Le traçage numérique n’est pas précisément défini. Au sens large, il s’agit de suivre les déplacements ou la proximité des appareils d’une personne à l’aide des données de son téléphone mobile, étant donné que ce dernier se trouve probablement au même endroit que son propriétaire. Au sens plus strict, il s’agit du suivi des déplacements par des applications sur un smartphone. Le traçage numérique est souvent associé à la lutte contre la pandémie de COVID-19[1],[2].

Processus de traçage numérique des contacts utilisé pendant la pandémie de Covid-19.
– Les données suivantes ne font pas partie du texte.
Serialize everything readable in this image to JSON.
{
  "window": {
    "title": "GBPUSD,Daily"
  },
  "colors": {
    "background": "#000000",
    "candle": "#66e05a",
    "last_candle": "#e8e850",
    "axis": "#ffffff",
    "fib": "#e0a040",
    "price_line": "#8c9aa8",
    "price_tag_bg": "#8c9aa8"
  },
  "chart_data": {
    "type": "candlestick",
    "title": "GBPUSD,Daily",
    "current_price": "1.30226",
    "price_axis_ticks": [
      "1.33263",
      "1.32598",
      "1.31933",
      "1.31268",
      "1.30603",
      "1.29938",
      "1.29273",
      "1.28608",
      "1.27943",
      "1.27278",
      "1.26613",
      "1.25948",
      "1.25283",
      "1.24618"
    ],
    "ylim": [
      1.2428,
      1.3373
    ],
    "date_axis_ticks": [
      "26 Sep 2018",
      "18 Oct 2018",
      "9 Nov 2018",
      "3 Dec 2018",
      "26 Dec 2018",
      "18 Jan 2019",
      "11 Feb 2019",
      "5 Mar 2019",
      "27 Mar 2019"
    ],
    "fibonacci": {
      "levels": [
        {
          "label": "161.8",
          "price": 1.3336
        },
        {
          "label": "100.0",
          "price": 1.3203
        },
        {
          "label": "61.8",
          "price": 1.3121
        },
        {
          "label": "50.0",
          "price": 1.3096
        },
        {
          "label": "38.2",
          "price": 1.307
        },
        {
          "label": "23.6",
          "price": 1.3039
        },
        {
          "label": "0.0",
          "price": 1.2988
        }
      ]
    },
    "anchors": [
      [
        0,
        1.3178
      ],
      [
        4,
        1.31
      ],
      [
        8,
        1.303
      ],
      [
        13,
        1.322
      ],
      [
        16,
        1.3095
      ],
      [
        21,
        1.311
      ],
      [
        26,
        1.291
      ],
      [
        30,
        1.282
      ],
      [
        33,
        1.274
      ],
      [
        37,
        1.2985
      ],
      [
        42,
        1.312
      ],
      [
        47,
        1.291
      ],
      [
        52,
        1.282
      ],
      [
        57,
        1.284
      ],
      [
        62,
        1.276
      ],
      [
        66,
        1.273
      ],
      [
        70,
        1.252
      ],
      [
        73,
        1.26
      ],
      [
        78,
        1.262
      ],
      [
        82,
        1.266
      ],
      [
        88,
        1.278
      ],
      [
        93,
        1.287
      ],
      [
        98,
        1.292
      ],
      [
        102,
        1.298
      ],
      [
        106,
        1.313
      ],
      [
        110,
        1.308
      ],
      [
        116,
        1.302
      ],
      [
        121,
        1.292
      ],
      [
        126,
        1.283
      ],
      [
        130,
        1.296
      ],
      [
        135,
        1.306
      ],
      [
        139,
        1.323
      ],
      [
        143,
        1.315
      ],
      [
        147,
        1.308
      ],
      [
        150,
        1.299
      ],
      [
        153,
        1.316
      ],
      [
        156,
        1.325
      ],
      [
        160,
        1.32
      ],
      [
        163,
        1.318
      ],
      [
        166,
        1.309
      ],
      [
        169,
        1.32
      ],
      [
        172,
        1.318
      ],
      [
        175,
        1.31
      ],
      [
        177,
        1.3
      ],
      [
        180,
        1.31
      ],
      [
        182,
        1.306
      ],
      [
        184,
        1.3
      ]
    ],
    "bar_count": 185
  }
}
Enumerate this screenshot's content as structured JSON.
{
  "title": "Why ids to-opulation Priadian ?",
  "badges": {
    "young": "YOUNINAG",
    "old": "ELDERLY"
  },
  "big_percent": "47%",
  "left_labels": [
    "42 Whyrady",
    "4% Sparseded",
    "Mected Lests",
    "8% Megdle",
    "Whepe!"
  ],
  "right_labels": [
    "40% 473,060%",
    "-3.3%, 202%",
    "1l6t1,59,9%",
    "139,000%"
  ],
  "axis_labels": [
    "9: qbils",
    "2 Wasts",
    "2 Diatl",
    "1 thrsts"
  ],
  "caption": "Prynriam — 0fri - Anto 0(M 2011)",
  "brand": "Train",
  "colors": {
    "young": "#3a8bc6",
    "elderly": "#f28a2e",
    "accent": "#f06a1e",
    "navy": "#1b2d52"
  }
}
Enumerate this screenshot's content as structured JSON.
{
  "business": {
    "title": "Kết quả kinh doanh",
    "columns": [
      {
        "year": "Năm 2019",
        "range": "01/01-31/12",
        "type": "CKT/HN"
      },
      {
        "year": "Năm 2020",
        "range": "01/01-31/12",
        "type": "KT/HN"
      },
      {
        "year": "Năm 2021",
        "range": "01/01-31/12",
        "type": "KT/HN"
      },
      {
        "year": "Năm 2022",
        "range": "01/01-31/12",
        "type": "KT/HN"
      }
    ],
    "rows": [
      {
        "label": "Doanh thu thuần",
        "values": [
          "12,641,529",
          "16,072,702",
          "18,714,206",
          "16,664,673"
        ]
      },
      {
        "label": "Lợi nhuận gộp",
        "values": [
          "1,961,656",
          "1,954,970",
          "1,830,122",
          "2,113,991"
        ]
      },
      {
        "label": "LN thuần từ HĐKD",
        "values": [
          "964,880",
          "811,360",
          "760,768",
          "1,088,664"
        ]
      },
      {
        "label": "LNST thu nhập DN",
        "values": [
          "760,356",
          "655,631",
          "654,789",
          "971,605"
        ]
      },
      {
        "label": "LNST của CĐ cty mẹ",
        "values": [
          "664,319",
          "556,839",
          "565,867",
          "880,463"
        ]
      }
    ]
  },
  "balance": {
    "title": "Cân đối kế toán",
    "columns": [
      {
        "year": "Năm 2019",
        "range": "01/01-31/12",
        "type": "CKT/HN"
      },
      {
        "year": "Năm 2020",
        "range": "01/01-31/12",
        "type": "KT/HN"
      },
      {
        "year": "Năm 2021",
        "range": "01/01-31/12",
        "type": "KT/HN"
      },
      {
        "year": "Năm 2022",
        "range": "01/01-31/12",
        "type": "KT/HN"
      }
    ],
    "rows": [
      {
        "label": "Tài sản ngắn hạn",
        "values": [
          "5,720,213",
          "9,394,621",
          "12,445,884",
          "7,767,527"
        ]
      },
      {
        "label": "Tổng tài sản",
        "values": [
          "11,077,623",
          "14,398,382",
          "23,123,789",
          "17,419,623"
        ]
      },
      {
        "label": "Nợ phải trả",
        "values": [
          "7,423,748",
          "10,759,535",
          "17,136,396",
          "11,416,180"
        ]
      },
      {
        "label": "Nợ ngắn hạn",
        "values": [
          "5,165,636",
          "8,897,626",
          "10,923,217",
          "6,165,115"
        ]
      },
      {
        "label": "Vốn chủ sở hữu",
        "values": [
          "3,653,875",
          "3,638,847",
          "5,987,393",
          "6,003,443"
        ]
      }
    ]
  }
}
Histoire du traçage numérique modifier

Le traçage avant l’âge du numérique et sa transition modifier

Le traçage de contact analogique est une méthode couramment utilisée pour prévenir les transmissions de maladies infectieuses. Il s’agit d’une équipe chargée d’interroger oralement ou à l’écrit des personnes infectées afin d’identifier leurs contacts sociaux et de les avertir. Le développement des solutions numériques a été envisagé dans l’espoir de résoudre certains problèmes liés au traçage de contact traditionnel. Cette méthode traditionnelle peut perdre en efficacité si le temps de réponse est trop long ou si les capacités des groupes de suivi sont épuisées[1]. Avant l’introduction du traçage numérique, la méthode traditionnelle a été modernisée grâce à une série d’outils numériques, tels que l’utilisation de téléphones et de logiciels de gestion de données. L’implémentation du logiciel Go.Data a par exemple amélioré le suivi des contacts pendant l’épidémie d'Ebola en République démocratique du Congo en 2019[3]. Au fil du temps, différentes technologies ont été testées pour compléter l’approche avec les entretiens. Par exemple, lors de l’épidémie de SARS en 2003, un hôpital de Singapour a essayé de tracer les contacts au moyen de la radio-identification (RFID)[4]. En outre, les données de localisation des portables étaient déjà employées avant la pandémie COVID-19, pour comprendre, par exemple, les habitudes de déplacements des personnes, et ainsi la transmission de certaines maladies[2].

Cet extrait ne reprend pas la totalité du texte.